EUROSPEECH 2003 - INTERSPEECH 2003
This paper explores the estimation and mapping of probability models of formant parameter vectors for voice conversion. The formant parameter vectors consist of the frequency, bandwidth and intensity of resonance at formants. Formant parameters are derived from the coefficients of a linear prediction (LP) model of speech. The formant distributions are modelled with phoneme-dependent two-dimensional hidden Markov models with state Gaussian mixture densities. The HMMs are subsequently used for re-estimation of the formant trajectories of speech. Two alternative methods are explored for voice morphing. The first is a non-uniform frequency warping method and the second is based on spectral mapping via rotation of the formant vectors of the source towards those of the target.
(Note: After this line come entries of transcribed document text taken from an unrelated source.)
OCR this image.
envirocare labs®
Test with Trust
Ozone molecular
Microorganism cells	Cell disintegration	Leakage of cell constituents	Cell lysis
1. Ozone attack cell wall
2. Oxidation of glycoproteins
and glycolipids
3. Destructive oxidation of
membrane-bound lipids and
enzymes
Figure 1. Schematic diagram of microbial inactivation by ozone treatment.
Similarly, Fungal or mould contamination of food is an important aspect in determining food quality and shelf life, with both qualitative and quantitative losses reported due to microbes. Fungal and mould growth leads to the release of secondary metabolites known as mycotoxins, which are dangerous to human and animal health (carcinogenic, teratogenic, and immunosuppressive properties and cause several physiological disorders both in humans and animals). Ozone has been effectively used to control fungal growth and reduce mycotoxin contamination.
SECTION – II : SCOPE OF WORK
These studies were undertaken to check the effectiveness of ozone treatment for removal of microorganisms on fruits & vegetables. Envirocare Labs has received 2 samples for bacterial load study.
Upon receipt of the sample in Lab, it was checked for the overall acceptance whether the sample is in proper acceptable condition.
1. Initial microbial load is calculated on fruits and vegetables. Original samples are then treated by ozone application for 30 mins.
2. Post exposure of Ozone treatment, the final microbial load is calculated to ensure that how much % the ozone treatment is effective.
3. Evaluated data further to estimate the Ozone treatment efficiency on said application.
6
Both methods transform all formant parameters (Frequency, Bandwidth and Intensity). In addition, the factors that affect the selection of the warping ratios for the mapping function are presented. Experimental evaluation of voice morphing examples is presented.
Bibliographic reference. Rentzos, Dimitrios / Vaseghi, Saeed / Yan, Qin / Ho, Ching-Hsiang / Turajlic, Emir (2003): "Probability models of formant parameters for voice conversion", In EUROSPEECH-2003, 2405-2408.